MCPXKIT: The Unified Toolkit for Analyzing Model Context Protocol Security

from arxiv, Accepted by IEEE Transactions on Dependable and Secure Computing (TDSC). $\href{https://ieeexplore.ieee.org/abstract/document/11531012}{Official \ version}$

The Model Context Protocol (MCP) has emerged as a universal standard that enables AI agents to seamlessly connect with external tools, significantly enhancing their functionality. However, while MCP brings notable benefits, it also introduces significant vulnerabilities, such as Tool Poisoning Attacks (TPA), where hidden malicious instructions exploit the sycophancy of large language models (LLMs) to manipulate agent behavior. Despite these risks, current academic research on MCP security remains limited, with most studies focusing on narrow or qualitative analyses that fail to capture the diversity of real-world threats. To address this gap, we present the MCP eXploit Toolkit (MCPXKIT), which categorizes and implements 31 distinct attack methods under four key classifications: direct tool injection, indirect tool injection, malicious user attacks, and LLM inherent attack. We further conduct a quantitative analysis of the efficacy of each attack. Our experiments reveal key insights into MCP vulnerabilities, including agents' blind reliance on tool descriptions, sensitivity to file-based attacks, chain attacks exploiting shared context, and difficulty distinguishing external data from executable commands. These insights, validated through attack experiments, underscore the urgency for robust defense strategies and informed MCP design. Our contributions include 1) constructing a comprehensive MCP attack taxonomy, 2) introducing a unified attack framework, MCPXKIT, and 3) conducting empirical vulnerability analysis to enhance MCP security mechanisms. This work provides a foundational framework, supporting the secure evolution of MCP ecosystems.

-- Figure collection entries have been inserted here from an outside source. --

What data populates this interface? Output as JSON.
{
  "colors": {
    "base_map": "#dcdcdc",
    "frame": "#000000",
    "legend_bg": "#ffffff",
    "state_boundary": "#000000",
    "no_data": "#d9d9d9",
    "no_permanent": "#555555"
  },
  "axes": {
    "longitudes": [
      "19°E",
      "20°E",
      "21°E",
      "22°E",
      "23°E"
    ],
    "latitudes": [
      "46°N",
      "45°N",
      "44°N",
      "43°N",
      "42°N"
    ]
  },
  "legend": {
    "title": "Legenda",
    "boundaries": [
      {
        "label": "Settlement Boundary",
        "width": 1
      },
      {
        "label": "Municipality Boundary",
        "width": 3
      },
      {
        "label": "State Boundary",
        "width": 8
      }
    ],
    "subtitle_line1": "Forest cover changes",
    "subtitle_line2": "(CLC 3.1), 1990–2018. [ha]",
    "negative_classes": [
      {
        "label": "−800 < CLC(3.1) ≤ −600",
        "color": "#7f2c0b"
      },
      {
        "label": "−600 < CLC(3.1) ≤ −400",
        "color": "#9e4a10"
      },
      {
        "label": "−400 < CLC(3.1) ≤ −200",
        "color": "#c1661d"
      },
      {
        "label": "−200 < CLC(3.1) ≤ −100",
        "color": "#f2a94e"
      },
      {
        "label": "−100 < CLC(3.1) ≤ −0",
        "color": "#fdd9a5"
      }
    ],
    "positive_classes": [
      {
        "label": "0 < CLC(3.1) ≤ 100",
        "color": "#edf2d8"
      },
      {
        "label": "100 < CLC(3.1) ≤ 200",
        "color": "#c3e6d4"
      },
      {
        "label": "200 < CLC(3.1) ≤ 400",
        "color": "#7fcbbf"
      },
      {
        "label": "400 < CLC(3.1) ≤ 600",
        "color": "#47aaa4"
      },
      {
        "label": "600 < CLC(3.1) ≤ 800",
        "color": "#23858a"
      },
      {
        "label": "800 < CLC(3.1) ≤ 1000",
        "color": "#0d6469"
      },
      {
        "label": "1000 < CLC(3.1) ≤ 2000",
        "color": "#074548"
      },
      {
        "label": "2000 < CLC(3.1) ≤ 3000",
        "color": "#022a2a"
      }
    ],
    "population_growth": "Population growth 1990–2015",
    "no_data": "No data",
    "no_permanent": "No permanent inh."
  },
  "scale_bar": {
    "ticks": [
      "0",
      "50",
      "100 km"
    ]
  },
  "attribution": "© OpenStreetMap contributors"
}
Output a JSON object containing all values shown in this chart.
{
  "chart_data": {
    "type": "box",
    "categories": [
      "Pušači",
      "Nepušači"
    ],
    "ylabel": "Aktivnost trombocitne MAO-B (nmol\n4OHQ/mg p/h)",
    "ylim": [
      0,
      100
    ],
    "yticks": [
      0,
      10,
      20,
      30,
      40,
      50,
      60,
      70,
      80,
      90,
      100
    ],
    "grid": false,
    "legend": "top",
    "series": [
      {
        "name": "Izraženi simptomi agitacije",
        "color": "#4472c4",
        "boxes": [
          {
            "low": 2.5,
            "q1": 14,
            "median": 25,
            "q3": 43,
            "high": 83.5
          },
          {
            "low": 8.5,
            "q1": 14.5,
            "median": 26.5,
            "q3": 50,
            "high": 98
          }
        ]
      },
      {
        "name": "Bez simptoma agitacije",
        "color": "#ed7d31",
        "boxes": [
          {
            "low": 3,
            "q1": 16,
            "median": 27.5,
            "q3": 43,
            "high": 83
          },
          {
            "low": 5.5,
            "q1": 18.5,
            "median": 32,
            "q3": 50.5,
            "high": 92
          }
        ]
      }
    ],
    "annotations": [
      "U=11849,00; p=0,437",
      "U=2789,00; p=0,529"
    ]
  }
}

翻译：模型上下文协议（MCP）已成为一种通用标准，使AI智能体能够无缝连接外部工具，从而显著增强其功能。然而，MCP在带来显著优势的同时，也引入了重大安全漏洞，例如工具投毒攻击（TPA），其中隐藏的恶意指令利用大型语言模型（LLM）的谄媚倾向来操纵智能体行为。尽管存在这些风险，当前关于MCP安全的学术研究仍十分有限，大多数研究聚焦于狭窄或定性分析，未能捕捉真实世界中威胁的多样性。为填补这一空白，我们提出了MCP攻击工具包（MCPXKIT），该工具在四类关键分类下实现并分类了31种不同攻击方法：直接工具注入、间接工具注入、恶意用户攻击以及LLM固有攻击。我们进一步对每种攻击的有效性进行了定量分析。实验揭示了关于MCP漏洞的关键见解，包括智能体对工具描述的盲目依赖、对基于文件攻击的敏感性、利用共享上下文的链式攻击，以及区分外部数据与可执行命令的困难。这些通过攻击实验验证的见解，突显了制定稳健防御策略与优化MCP设计的紧迫性。我们的贡献包括：1）构建全面的MCP攻击分类体系，2）引入统一攻击框架MCPXKIT，3）进行实证漏洞分析以增强MCP安全机制。本研究为支持MCP生态系统的安全演进提供了基础性框架。